• 16 Le somnifère (Carolina / Esmène)

    Tous ces gens qui dormaient sur les plages Sufokiennes, frappées d'un mal inconnu, et pourtant, seules une jeune fille et sa démone en connaissaient les causes. L'envoûtant son du pipeau avait frappé encore une fois, et ce ne serait certainement pas sa dernière mélodie !

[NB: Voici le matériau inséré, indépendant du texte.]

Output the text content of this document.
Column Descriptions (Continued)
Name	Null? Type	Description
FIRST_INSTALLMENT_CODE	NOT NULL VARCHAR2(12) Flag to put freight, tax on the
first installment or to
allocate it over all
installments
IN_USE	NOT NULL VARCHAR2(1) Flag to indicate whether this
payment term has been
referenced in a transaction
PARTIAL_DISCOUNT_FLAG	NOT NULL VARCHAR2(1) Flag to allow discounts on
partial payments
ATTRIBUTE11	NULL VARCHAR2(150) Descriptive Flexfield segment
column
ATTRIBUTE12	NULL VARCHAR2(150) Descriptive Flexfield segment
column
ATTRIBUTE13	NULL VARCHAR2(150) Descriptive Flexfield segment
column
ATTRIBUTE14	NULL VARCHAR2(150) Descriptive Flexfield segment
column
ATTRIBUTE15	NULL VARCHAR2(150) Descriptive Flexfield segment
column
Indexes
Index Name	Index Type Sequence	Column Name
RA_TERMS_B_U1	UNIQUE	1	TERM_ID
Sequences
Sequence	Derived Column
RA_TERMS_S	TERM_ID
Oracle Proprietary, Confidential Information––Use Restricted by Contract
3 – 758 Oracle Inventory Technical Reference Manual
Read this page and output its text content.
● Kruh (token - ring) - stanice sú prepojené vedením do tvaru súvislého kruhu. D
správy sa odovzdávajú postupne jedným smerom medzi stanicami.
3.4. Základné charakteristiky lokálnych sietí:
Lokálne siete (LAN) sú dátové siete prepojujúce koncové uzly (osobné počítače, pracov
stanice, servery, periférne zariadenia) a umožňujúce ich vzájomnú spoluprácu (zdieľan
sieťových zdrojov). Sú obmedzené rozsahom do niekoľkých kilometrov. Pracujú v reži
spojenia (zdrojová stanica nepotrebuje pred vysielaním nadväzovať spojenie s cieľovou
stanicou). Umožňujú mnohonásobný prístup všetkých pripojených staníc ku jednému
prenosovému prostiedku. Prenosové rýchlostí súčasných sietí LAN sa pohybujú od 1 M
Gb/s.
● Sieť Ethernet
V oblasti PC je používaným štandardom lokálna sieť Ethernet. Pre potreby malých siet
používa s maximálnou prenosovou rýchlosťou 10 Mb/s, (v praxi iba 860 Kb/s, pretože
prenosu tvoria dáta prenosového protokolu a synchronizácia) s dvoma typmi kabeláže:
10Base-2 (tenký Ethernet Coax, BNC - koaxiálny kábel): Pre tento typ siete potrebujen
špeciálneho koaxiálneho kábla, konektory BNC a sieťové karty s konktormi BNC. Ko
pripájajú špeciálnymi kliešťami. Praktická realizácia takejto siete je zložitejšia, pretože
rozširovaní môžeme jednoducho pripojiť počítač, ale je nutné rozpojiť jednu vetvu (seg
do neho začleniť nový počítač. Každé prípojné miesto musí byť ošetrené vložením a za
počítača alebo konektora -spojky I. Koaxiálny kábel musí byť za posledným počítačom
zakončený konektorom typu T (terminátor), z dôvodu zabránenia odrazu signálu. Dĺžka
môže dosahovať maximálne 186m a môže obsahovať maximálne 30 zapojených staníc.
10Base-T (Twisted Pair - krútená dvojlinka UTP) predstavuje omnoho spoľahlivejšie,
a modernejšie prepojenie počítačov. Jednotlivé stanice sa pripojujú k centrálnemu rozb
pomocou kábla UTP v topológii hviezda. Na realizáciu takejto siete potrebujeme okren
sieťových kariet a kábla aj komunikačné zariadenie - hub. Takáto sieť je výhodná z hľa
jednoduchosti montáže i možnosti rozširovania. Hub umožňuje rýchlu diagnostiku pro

    Carolina se tenait seule, sa peluche dans ses bras, et regardait ce triste spectacle. Ces gens, si calmes lorsqu'ils s'endormaient... Sufokia devenait peu à peu une nation fantôme. Les nouveaux incarnés se dirigeaient davantage vers Bonta ou Amakna, Brâkmar en troisième position, sans savoir ceux qui les gouvernaient. Pourtant la jeune fille infernale savait qu'Amakna était devenue une monarchie tyrannique, Brâkmar une nation frappée par une malédiction de boulimie, apparemment due à cause d'une femme trop gourmande, et que Bonta était devenue ces derniers jours le siège de la corruption et des pires larcins que l'on ait pu recenser. Les vols de banque et d'objets précieux s'y multipliaient, et là aussi, tout le monde en ignorait la raison. Seule XI savait ce qui se passait. Ses camarades démones étaient déjà passées à l'action, et bientôt, tout le monde des Douze serait à leur merci. Et cette petite Carolina, qui ne se doutait d'absolument rien... Puisque la paresse faisait également oublier tous les soucis extérieurs en accordant un repos mérité à celui qui y succombait. Carolina tomba de nouveau dans la torpeur, probablement dû à son pouvoir de l'acédie.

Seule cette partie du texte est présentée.